Kashmir’s energy crisis remains unchanged as only transmission and not generation and distribution witnesses any major shift, reports Tasavur Mushtaq

When the IAS 2010 topper was literally dislodged in education department, the idea was to get him take J&K Power Development Corporation (JKPDC), an entity that is actually the state’s biggest profit maker, to the next level. The situation, right now, is that while it is making money, a lot of it, it is not in a position to even pay for the debts it has raised from the market. There is a joke in the corporation: “when are we lifting loan to pay the income tax for the profits we make”!

JKSPDC is caught in the crisis that actually belongs to Power Development Department, the buyer of electricity from the JKSPDC and other utilities. The accounts have been in arrears for years. A final decision has already been taken by the government to help the GenCo to have clean books. But the fact is the PDD has not paid it Rs 800 crore of energy that it consumed, this year, so far. This is in addition to other arrears, which are being adjusted against various funds that state paid to fund Baglihar.

That is not the only crisis that JKSPDC is facing. Though the Baglihar stage-II was commissioned almost two years back, it is unable to sell its power for debt servicing. The problem is that the Water Cess made its energy hugely expensive and nobody wants to touch it.

Baglihar-II apart, nothing much has happened in the generation part of energy, the key deficit in Kashmir. Two heritage projects, the Old Ganderbal and Chenani, underwent RMU (renovation, modernization and up-rating) in last few years and are back into generation, officials said.

“There were four small projects totalling 104 MW which suffered some delay but have been given to various construction companies,” a PDC executive said. “After lot of delay, the New Ganderbal is allotted as techno-economic survey for three mega projects Rattle, Karthai, and Sawlakote is already over. CVPP has also tendered out two projects.” Tragedy is that survey, and techno-economic clearances take a long time. When these projects were initiated, market was hungry for power. Now when J&K is moving towards implementation, massive price wars between hydropower and solar are making a big difference.

But the happenings on generation front have not helped improve anything at the ground level. The common refrain on Srinagar streets is that the government shifted to Jammu and took along with many things including the power and the braid choppers!

Officials link the energy crisis to the distribution and the transmission, the two other vital energy areas. The government, a few years back, had initiated the process of upgrading the transmission system into a full-fledged corporation and then setting up various dis-coms (distribution companies) to have area specific responsibility. For one or the other reason, that is yet to take off.

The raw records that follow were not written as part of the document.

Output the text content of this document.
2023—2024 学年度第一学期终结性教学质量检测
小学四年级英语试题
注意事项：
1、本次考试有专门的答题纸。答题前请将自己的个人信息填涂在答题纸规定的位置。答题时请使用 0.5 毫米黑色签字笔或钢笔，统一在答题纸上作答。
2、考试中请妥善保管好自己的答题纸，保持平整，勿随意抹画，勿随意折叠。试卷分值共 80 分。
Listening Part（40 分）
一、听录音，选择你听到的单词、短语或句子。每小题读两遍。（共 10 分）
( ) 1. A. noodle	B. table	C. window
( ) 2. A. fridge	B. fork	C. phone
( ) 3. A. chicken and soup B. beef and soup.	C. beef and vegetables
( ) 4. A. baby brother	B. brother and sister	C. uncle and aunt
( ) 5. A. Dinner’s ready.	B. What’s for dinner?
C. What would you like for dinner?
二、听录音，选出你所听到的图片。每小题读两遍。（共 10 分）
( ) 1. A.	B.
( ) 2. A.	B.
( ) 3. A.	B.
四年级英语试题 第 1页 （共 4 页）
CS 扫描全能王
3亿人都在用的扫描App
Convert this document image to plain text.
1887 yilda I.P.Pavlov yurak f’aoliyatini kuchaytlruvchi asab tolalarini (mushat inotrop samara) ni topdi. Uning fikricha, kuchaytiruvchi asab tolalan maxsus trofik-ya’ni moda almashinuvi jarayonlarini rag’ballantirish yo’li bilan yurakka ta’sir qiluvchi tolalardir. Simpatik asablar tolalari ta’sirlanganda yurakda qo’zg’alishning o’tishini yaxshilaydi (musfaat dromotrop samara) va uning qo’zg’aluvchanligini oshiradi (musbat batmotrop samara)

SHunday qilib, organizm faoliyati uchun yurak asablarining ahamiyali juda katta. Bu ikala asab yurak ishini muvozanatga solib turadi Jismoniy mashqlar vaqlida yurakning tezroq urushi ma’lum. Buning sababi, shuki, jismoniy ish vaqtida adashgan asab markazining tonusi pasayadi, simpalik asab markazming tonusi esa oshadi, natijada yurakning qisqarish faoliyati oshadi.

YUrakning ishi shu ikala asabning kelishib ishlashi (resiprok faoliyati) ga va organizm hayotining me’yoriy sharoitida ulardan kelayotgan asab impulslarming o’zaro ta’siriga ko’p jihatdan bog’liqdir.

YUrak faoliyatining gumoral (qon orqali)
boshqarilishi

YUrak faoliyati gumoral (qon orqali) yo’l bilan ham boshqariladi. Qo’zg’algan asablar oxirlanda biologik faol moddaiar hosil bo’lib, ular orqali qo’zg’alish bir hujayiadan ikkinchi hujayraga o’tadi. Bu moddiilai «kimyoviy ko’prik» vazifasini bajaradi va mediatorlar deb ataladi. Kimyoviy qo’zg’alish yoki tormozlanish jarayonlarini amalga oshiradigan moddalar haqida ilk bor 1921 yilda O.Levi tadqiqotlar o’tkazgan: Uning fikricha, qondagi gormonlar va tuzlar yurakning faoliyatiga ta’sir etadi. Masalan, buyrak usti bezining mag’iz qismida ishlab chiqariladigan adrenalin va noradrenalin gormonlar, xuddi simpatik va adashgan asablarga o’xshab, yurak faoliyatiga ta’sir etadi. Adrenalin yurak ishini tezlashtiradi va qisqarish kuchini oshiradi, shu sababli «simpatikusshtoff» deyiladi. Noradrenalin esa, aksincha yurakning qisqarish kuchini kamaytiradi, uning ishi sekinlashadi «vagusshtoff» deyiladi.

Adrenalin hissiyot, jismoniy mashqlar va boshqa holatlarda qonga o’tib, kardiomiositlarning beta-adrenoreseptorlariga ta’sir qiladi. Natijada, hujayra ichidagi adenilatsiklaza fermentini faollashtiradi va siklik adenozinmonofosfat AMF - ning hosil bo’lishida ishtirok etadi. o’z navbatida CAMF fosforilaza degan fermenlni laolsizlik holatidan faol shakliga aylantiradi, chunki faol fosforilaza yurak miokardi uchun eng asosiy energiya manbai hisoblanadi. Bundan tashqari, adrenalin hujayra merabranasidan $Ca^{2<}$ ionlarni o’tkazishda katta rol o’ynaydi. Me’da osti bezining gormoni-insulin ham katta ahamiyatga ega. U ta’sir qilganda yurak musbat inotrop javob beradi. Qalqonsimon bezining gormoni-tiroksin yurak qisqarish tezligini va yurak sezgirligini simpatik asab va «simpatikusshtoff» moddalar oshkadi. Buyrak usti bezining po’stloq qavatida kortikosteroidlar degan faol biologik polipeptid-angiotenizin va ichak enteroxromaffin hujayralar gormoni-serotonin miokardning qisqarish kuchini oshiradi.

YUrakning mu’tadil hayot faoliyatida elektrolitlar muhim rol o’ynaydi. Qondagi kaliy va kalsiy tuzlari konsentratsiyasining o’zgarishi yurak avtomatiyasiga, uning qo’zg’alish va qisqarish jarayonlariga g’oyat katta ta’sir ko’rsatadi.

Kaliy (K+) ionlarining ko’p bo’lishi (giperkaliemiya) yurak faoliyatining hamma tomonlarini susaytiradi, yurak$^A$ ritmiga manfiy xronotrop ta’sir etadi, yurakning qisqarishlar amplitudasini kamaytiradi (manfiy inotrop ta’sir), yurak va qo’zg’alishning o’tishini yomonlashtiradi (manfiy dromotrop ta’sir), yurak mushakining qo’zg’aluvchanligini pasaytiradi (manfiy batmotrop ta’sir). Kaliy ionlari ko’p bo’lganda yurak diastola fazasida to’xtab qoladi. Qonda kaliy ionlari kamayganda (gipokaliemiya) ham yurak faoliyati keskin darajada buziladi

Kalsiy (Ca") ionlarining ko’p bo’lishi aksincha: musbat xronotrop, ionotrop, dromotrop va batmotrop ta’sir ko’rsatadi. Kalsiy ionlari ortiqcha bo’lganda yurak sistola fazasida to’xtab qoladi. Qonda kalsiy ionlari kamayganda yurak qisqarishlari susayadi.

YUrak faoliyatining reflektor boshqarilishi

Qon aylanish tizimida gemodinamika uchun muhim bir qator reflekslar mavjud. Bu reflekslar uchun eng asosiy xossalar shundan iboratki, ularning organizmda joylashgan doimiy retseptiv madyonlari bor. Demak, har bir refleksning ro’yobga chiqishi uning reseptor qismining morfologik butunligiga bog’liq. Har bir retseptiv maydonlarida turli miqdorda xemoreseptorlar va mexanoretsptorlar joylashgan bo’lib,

Right now when the NHPC’s twin Uri projects are literally reduced to the lowest ever generation, like the PDC’s small, projects, Kashmir is heavily dependent on imports. “Right now, the work on a 440-KV double circuit transmission line is nearing the final stage and it will improve wheeling capacity by 1000-MWs,” one senior power ministry official said. “This will push the import capacity to nearly 2240 MW which is quite huge in comparison to the 1900-MW odd peak demand that Kashmir exhibits during peak winters. The new line is following the Mughal Road.”

Concerned citizenry and the policy makers in the state government have a consensus on one thing: the poor and run down distribution network, especially in Kashmir districts. J&K has the highest transmission and distribution loss at 58 percept, the highest in India. Officials attribute the crisis to the failure in implementation of various central sponsored schemes for up-gradation the hugely worn out and run down distribution set up. These schemes supposed to be implemented by companies having a sizable balance sheet were not interested in getting into the depth of the state and remained hanging in fire.

Now there is some realisation in the policy making circuit that criteria for the implementing agencies may have to shift to somehow get the local small companies involved. If that happens, that will only rationalise the requirement and availability of the electricity in the peripheral districts outside Srinagar and Jammu.

But the policy making at all levels is currently focussed on generation part.  Delhi’s entire emphasis is to utilise every single drop of water for power generation. More than Rs 30,000 crore in the Prime Minister Narendra Modi’s package are for power and most of it is for generation.

In the state government while the challenge is to manage the local energy requirements at the political level, the top bureaucracy is, however, highly uninterested in becoming part of J&K power narrative. For more than a year, the only thing that topped the ‘table talk’ in the power corridor was how to shift a “non performing” officer. Since the officer has moved on a new assignment, policymaking exhibits the same inertia.A section of the bureaucracy is insisting that the state should avoid investing in power because it is getting expensive to generate in comparison to the low cost energy available in the open market. Many see the power portfolio with BJP as a factor in the visible inertia.

The other major factor that could have given some sort of boost to thesector was if the ruling PDP could convince its ally, the BJP to accede to the Agenda of Alliance agreement in which the NHPC was supposed to return a project to the state government. After the two parties agreed to the common minimum programme, the allies have been talking differently on this crucial issue. Is this why the state government will not have a separate budget for power in January 11, 2018 budget and now moved to Panchayat’s?